Двадцатый век. Изгнанники: Пятикнижие Исааково. Вдали от Толедо. Прощай, Шанхай! | страница 20



Я не поверил своим глазам и ушам. И в полном изумлении, подхватив чемоданчик, зашагал за дядей. Маршалы и кронпринцы мельком скользнули по нам взглядом, не обратив особого внимания — здесь следует добавить, что я был хоть и провинциально, но все же прилично одет (не забывайте, кем был мой отец Якоб Блюменфельд, и что он, по его словам, шил красные мундиры даже для драгунов лейб-гвардии Его Величества).

Внутри вся эта роскошь выглядела еще более головокружительно — с пальмами в кадках под хрустальными люстрами, разодетыми людьми, спускавшимися по широкой лестнице, устланной нежно-голубой ковровой дорожкой — дамы в платьях по моде тех лет, перехваченных лентой над коленями, с сигаретами в длинных мундштуках и господа во фраках, словно сошедшие с картинок на окнах нашего ателье в Колодяче. По этой лестнице спускались и однорукие блестящие офицеры с глубокими шрамами на лице — пустой рукав мундира пропущен под поясной ремень — в моноклях, типичные немцы. Похоже, быть одноруким со шрамом на щеке считалось здесь модным, потому что немцы выступали надменно и гордо, как махараджи на белых слонах. Парнишка — из тех, с золотисто-синими кастрюльками на голове — звонил в колокольчик, звонил нежно, чтоб никого не потревожить, а на небольшой черной доске, которую он держал в руках, мелом было написано: «господин Олаф Свенсон». Думаю, Олафом Свенсоном был не он сам, а лицо, которое он разыскивал.

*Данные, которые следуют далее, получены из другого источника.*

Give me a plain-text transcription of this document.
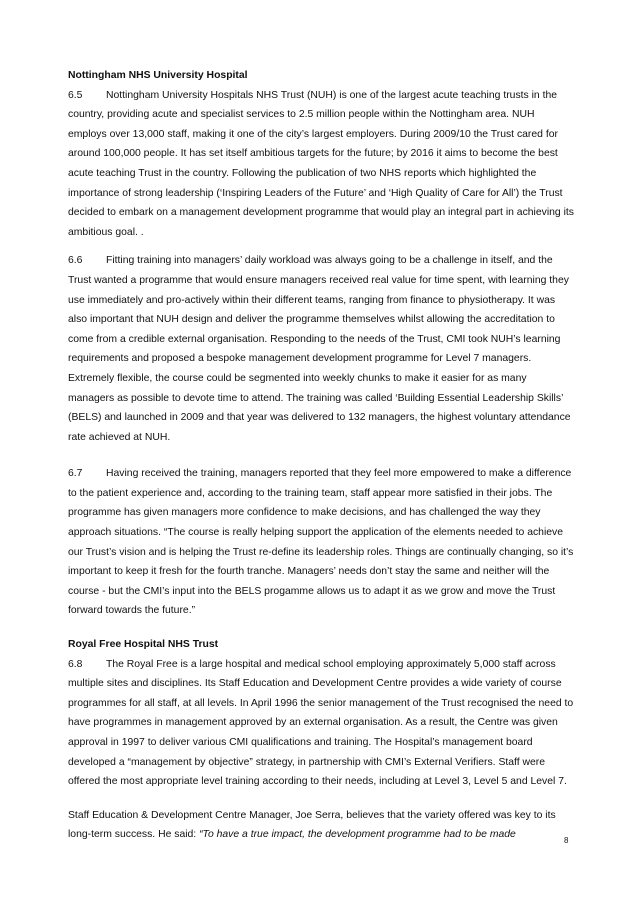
Nottingham NHS University Hospital

6.5 Nottingham University Hospitals NHS Trust (NUH) is one of the largest acute teaching trusts in the country, providing acute and specialist services to 2.5 million people within the Nottingham area. NUH employs over 13,000 staff, making it one of the city’s largest employers. During 2009/10 the Trust cared for around 100,000 people. It has set itself ambitious targets for the future; by 2016 it aims to become the best acute teaching Trust in the country. Following the publication of two NHS reports which highlighted the importance of strong leadership (‘Inspiring Leaders of the Future’ and ‘High Quality of Care for All’) the Trust decided to embark on a management development programme that would play an integral part in achieving its ambitious goal. .

6.6 Fitting training into managers’ daily workload was always going to be a challenge in itself, and the Trust wanted a programme that would ensure managers received real value for time spent, with learning they use immediately and pro-actively within their different teams, ranging from finance to physiotherapy. It was also important that NUH design and deliver the programme themselves whilst allowing the accreditation to come from a credible external organisation. Responding to the needs of the Trust, CMI took NUH’s learning requirements and proposed a bespoke management development programme for Level 7 managers. Extremely flexible, the course could be segmented into weekly chunks to make it easier for as many managers as possible to devote time to attend. The training was called ‘Building Essential Leadership Skills’ (BELS) and launched in 2009 and that year was delivered to 132 managers, the highest voluntary attendance rate achieved at NUH.

6.7 Having received the training, managers reported that they feel more empowered to make a difference to the patient experience and, according to the training team, staff appear more satisfied in their jobs. The programme has given managers more confidence to make decisions, and has challenged the way they approach situations. “The course is really helping support the application of the elements needed to achieve our Trust’s vision and is helping the Trust re-define its leadership roles. Things are continually changing, so it’s important to keep it fresh for the fourth tranche. Managers’ needs don’t stay the same and neither will the course - but the CMI’s input into the BELS progamme allows us to adapt it as we grow and move the Trust forward towards the future.”

Royal Free Hospital NHS Trust

6.8 The Royal Free is a large hospital and medical school employing approximately 5,000 staff across multiple sites and disciplines. Its Staff Education and Development Centre provides a wide variety of course programmes for all staff, at all levels. In April 1996 the senior management of the Trust recognised the need to have programmes in management approved by an external organisation. As a result, the Centre was given approval in 1997 to deliver various CMI qualifications and training. The Hospital’s management board developed a “management by objective” strategy, in partnership with CMI’s External Verifiers. Staff were offered the most appropriate level training according to their needs, including at Level 3, Level 5 and Level 7.

Staff Education & Development Centre Manager, Joe Serra, believes that the variety offered was key to its long-term success. He said: “To have a true impact, the development programme had to be made

8
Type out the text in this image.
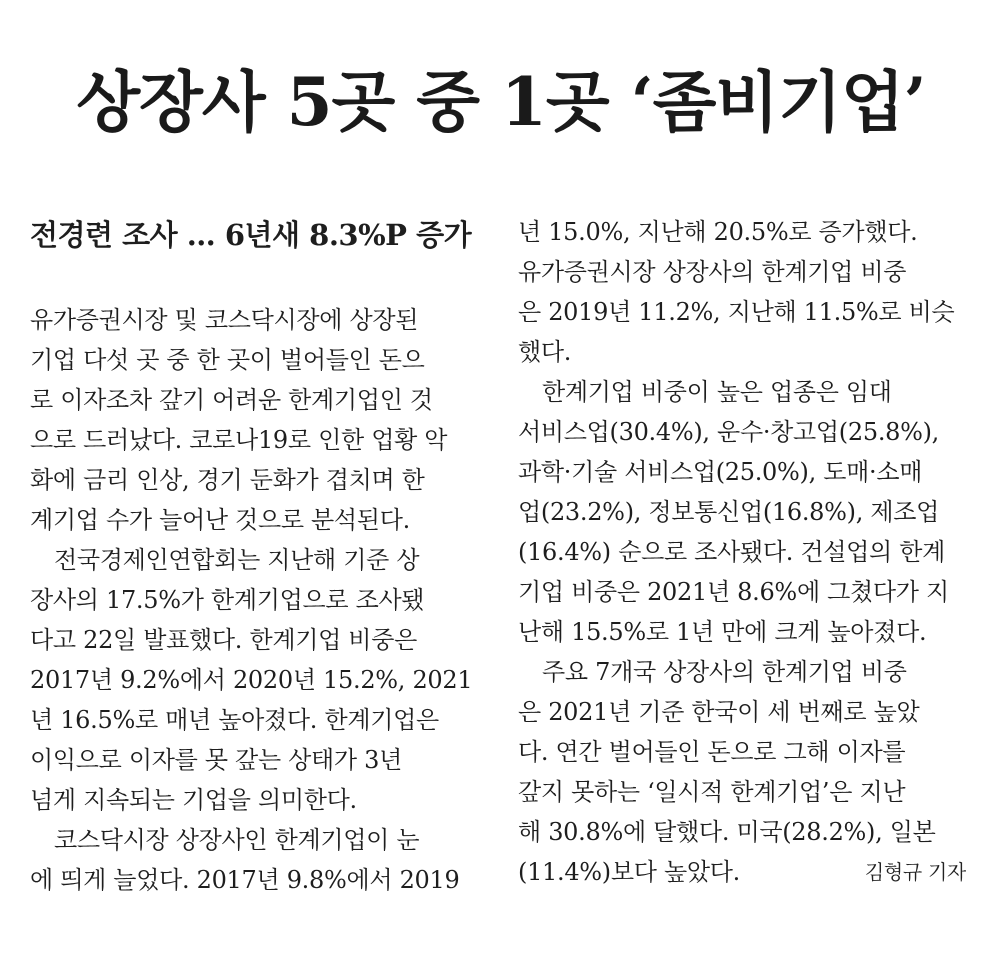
상장사 5곳 중 1곳 ‘좀비기업’
전경련 조사 … 6년새 8.3%P 증가
유가증권시장 및 코스닥시장에 상장된
기업 다섯 곳 중 한 곳이 벌어들인 돈으
로 이자조차 갚기 어려운 한계기업인 것
으로 드러났다. 코로나19로 인한 업황 악
화에 금리 인상, 경기 둔화가 겹치며 한
계기업 수가 늘어난 것으로 분석된다.
전국경제인연합회는 지난해 기준 상
장사의 17.5%가 한계기업으로 조사됐
다고 22일 발표했다. 한계기업 비중은
2017년 9.2%에서 2020년 15.2%, 2021
년 16.5%로 매년 높아졌다. 한계기업은
이익으로 이자를 못 갚는 상태가 3년
넘게 지속되는 기업을 의미한다.
코스닥시장 상장사인 한계기업이 눈
에 띄게 늘었다. 2017년 9.8%에서 2019
년 15.0%, 지난해 20.5%로 증가했다.
유가증권시장 상장사의 한계기업 비중
은 2019년 11.2%, 지난해 11.5%로 비슷
했다.
한계기업 비중이 높은 업종은 임대
서비스업(30.4%), 운수·창고업(25.8%),
과학·기술 서비스업(25.0%), 도매·소매
업(23.2%), 정보통신업(16.8%), 제조업
(16.4%) 순으로 조사됐다. 건설업의 한계
기업 비중은 2021년 8.6%에 그쳤다가 지
난해 15.5%로 1년 만에 크게 높아졌다.
주요 7개국 상장사의 한계기업 비중
은 2021년 기준 한국이 세 번째로 높았
다. 연간 벌어들인 돈으로 그해 이자를
갚지 못하는 ‘일시적 한계기업’은 지난
해 30.8%에 달했다. 미국(28.2%), 일본
(11.4%)보다 높았다.	김형규 기자
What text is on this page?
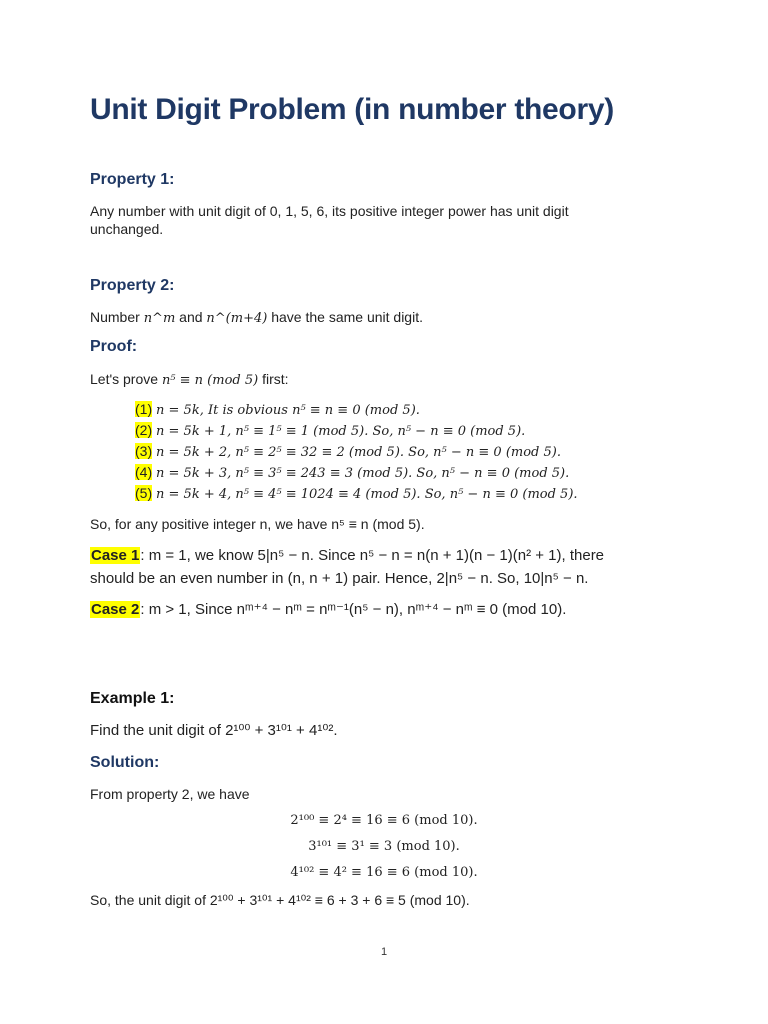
Unit Digit Problem (in number theory)
Property 1:
Any number with unit digit of 0, 1, 5, 6, its positive integer power has unit digit
unchanged.
Property 2:
Number n^m and n^(m+4) have the same unit digit.
Proof:
Let's prove n⁵ ≡ n (mod 5) first:
(1) n = 5k, It is obvious n⁵ ≡ n ≡ 0 (mod 5).
(2) n = 5k + 1, n⁵ ≡ 1⁵ ≡ 1 (mod 5). So, n⁵ − n ≡ 0 (mod 5).
(3) n = 5k + 2, n⁵ ≡ 2⁵ ≡ 32 ≡ 2 (mod 5). So, n⁵ − n ≡ 0 (mod 5).
(4) n = 5k + 3, n⁵ ≡ 3⁵ ≡ 243 ≡ 3 (mod 5). So, n⁵ − n ≡ 0 (mod 5).
(5) n = 5k + 4, n⁵ ≡ 4⁵ ≡ 1024 ≡ 4 (mod 5). So, n⁵ − n ≡ 0 (mod 5).
So, for any positive integer n, we have n⁵ ≡ n (mod 5).
Case 1: m = 1, we know 5|n⁵ − n. Since n⁵ − n = n(n + 1)(n − 1)(n² + 1), there
should be an even number in (n, n + 1) pair. Hence, 2|n⁵ − n. So, 10|n⁵ − n.
Case 2: m > 1, Since nᵐ⁺⁴ − nᵐ = nᵐ⁻¹(n⁵ − n), nᵐ⁺⁴ − nᵐ ≡ 0 (mod 10).
Example 1:
Find the unit digit of 2¹⁰⁰ + 3¹⁰¹ + 4¹⁰².
Solution:
From property 2, we have
2¹⁰⁰ ≡ 2⁴ ≡ 16 ≡ 6 (mod 10).
3¹⁰¹ ≡ 3¹ ≡ 3 (mod 10).
4¹⁰² ≡ 4² ≡ 16 ≡ 6 (mod 10).
So, the unit digit of 2¹⁰⁰ + 3¹⁰¹ + 4¹⁰² ≡ 6 + 3 + 6 ≡ 5 (mod 10).
1
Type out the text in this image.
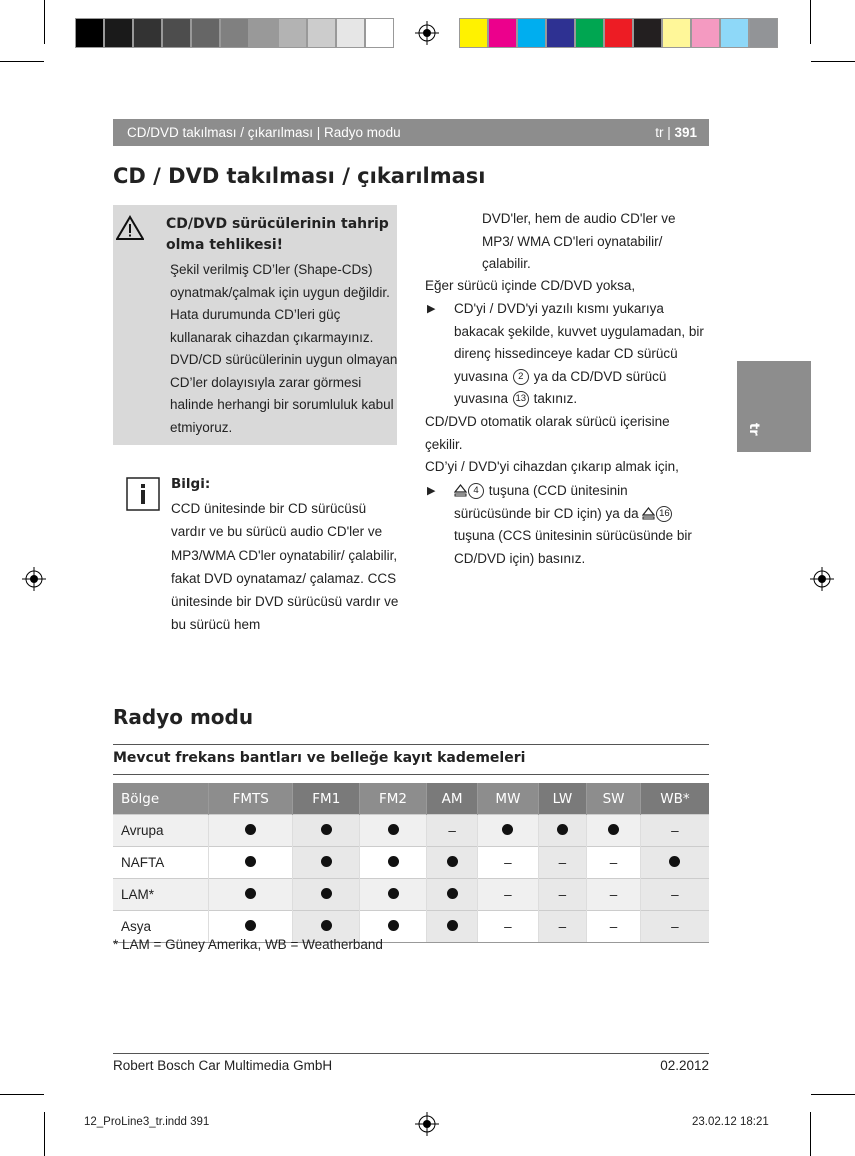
CD/DVD takılması / çıkarılması | Radyo modu	tr | 391
CD / DVD takılması / çıkarılması
CD/DVD sürücülerinin tahrip olma tehlikesi!
Şekil verilmiş CD’ler (Shape-CDs) oynatmak/çalmak için uygun değildir. Hata durumunda CD’leri güç kullanarak cihazdan çıkarmayınız. DVD/CD sürücülerinin uygun olmayan CD’ler dolayısıyla zarar görmesi halinde herhangi bir sorumluluk kabul etmiyoruz.
Bilgi:
CCD ünitesinde bir CD sürücüsü vardır ve bu sürücü audio CD'ler ve MP3/WMA CD'ler oynatabilir/ çalabilir, fakat DVD oynatamaz/ çalamaz. CCS ünitesinde bir DVD sürücüsü vardır ve bu sürücü hem
DVD'ler, hem de audio CD'ler ve MP3/ WMA CD'leri oynatabilir/çalabilir.
Eğer sürücü içinde CD/DVD yoksa,
▶ CD'yi / DVD'yi yazılı kısmı yukarıya bakacak şekilde, kuvvet uygulamadan, bir direnç hissedinceye kadar CD sürücü yuvasına 2 ya da CD/DVD sürücü yuvasına 13 takınız.
CD/DVD otomatik olarak sürücü içerisine çekilir.
CD’yi / DVD'yi cihazdan çıkarıp almak için,
▶	4 tuşuna (CCD ünitesinin sürücüsünde bir CD için) ya da 16 tuşuna (CCS ünitesinin sürücüsünde bir CD/DVD için) basınız.
tr
Radyo modu
Mevcut frekans bantları ve belleğe kayıt kademeleri
Bölge	FMTS	FM1	FM2	AM	MW	LW	SW	WB*
Avrupa				–				–
NAFTA					–	–	–	
LAM*					–	–	–	–
Asya					–	–	–	–
* LAM = Güney Amerika, WB = Weatherband
Robert Bosch Car Multimedia GmbH	02.2012
12_ProLine3_tr.indd 391	23.02.12 18:21
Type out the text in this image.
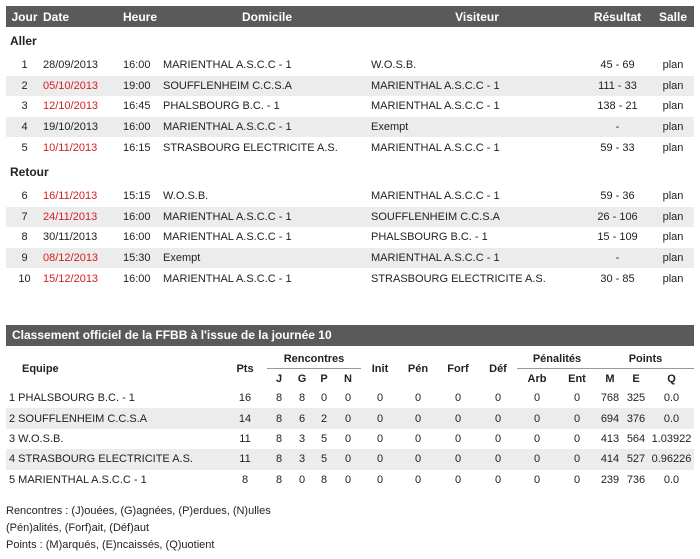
Jour	Date	Heure	Domicile	Visiteur	Résultat	Salle
Aller						
1	28/09/2013	16:00	MARIENTHAL A.S.C.C - 1	W.O.S.B.	45 - 69	plan
2	05/10/2013	19:00	SOUFFLENHEIM C.C.S.A	MARIENTHAL A.S.C.C - 1	111 - 33	plan
3	12/10/2013	16:45	PHALSBOURG B.C. - 1	MARIENTHAL A.S.C.C - 1	138 - 21	plan
4	19/10/2013	16:00	MARIENTHAL A.S.C.C - 1	Exempt	-	plan
5	10/11/2013	16:15	STRASBOURG ELECTRICITE A.S.	MARIENTHAL A.S.C.C - 1	59 - 33	plan
Retour						
6	16/11/2013	15:15	W.O.S.B.	MARIENTHAL A.S.C.C - 1	59 - 36	plan
7	24/11/2013	16:00	MARIENTHAL A.S.C.C - 1	SOUFFLENHEIM C.C.S.A	26 - 106	plan
8	30/11/2013	16:00	MARIENTHAL A.S.C.C - 1	PHALSBOURG B.C. - 1	15 - 109	plan
9	08/12/2013	15:30	Exempt	MARIENTHAL A.S.C.C - 1	-	plan
10	15/12/2013	16:00	MARIENTHAL A.S.C.C - 1	STRASBOURG ELECTRICITE A.S.	30 - 85	plan
Classement officiel de la FFBB à l'issue de la journée 10
Equipe	Pts	Rencontres				Init	Pén	Forf	Déf	Pénalités		Points		
		J	G	P	N					Arb	Ent	M	E	Q
1 PHALSBOURG B.C. - 1	16	8	8	0	0	0	0	0	0	0	0	768	325	0.0
2 SOUFFLENHEIM C.C.S.A	14	8	6	2	0	0	0	0	0	0	0	694	376	0.0
3 W.O.S.B.	11	8	3	5	0	0	0	0	0	0	0	413	564	1.03922
4 STRASBOURG ELECTRICITE A.S.	11	8	3	5	0	0	0	0	0	0	0	414	527	0.96226
5 MARIENTHAL A.S.C.C - 1	8	8	0	8	0	0	0	0	0	0	0	239	736	0.0
Rencontres : (J)ouées, (G)agnées, (P)erdues, (N)ulles
(Pén)alités, (Forf)ait, (Déf)aut
Points : (M)arqués, (E)ncaissés, (Q)uotient
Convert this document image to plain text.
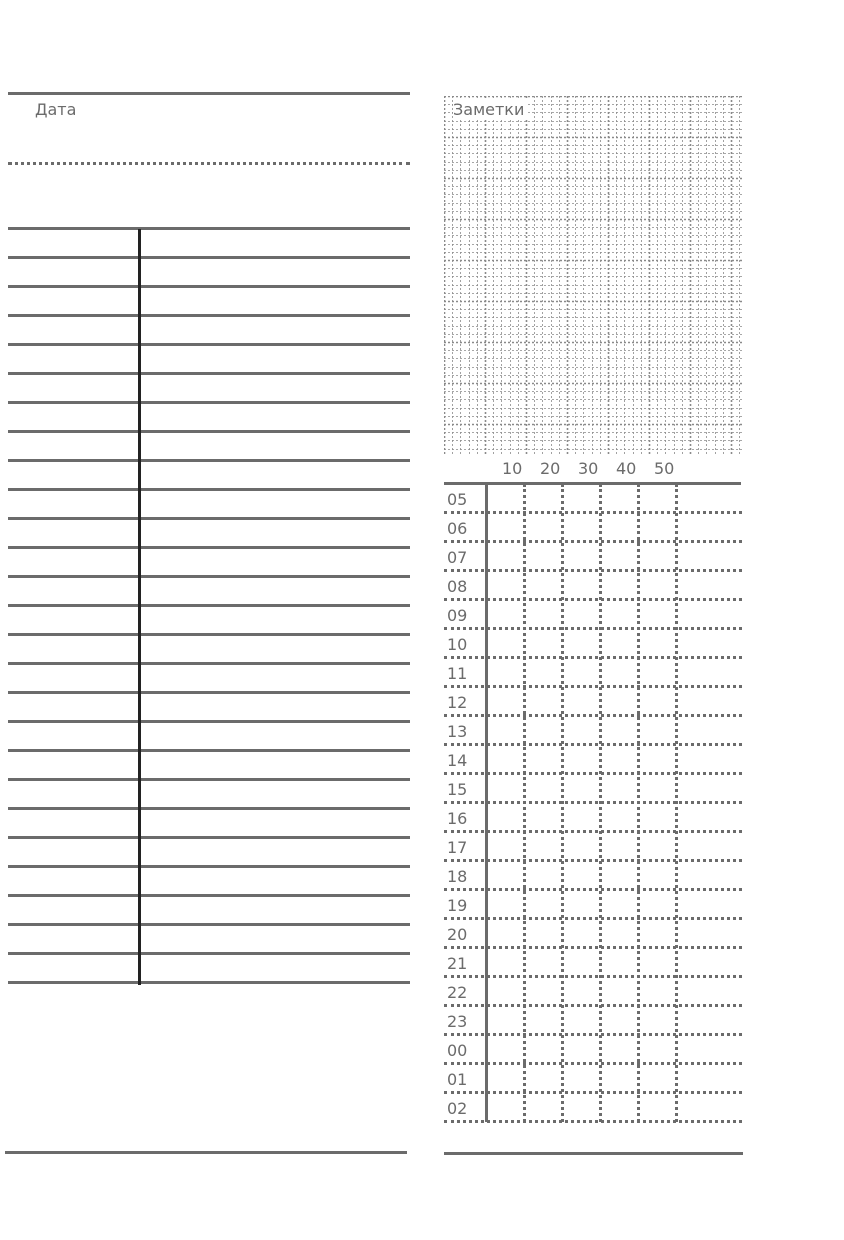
Дата	Заметки
10 20 30 40 50
05
06
07
08
09
10
11
12
13
14
15
16
17
18
19
20
21
22
23
00
01
02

Мало сказать, что у меня шла кругом голова — горло у меня пересохло, мне казалось, что с минуты на минуту сюда ворвутся полицейские и арестуют и меня, и дядю Хаймле как людей, незаконно вторгшихся на экран чужого фильма или мошенников из Колодяча под Дрогобычем, которые с дурными намерениями проникли в этот розовый, золотисто-синий ароматный чуждый им мир.

По ассоциации с мошенничеством, глядя на мраморные столики, за которыми дамы пили кофе со сливками, деликатно лакомясь теплым штруделем, а важные господа читали газеты на тонких бамбуковых подложках (я имею в виду газеты, а не господ), и на кокетливо изогнувшиеся венские вешалки у столиков, на которых висели такие умопомрачительные пальто, каких мы в Колодяче отродясь не видели, я вспомнил историю, случившуюся, вероятно, в подобном месте:

— Простите, это вы — Мойше Рабинович?

— Нет.

— Видите ли, дело в том, что Мойше Рабинович — это я. А вы почему-то надеваете мое пальто!

Но мне в тот момент было не до колодячских историй, а еще меньше — до желания надеть чужое пальто. В этот момент дядя Хаймле подошел к важному господину в ливрее — здесь невозможно было понять, кто из них господа, а кто — слуги, потому что этот, к примеру, выглядел как собственник конезавода на пятьсот лошадей. Он свысока глянул на дядю, затем чуть склонился и приблизил свое ухо к его лицу — похоже, дядя от смущения говорил слишком тихо, так что ему пришлось повторить свой вопрос еще раз в склонившееся к нему ухо. Конезаводчик удивленно поднял брови, дядя сунул два пальца в карман за чаевыми, но явно передумал и с суетливой любезностью предложил ему сигарету. Тот с еще большим изумлением глянул на пачку сигарет и брезгливо покачал головой — или был некурящим, или, что более вероятно, пришел в ужас от предложенной ему низкопробной махорки. Вторая гипотеза кажется мне более правдоподобной.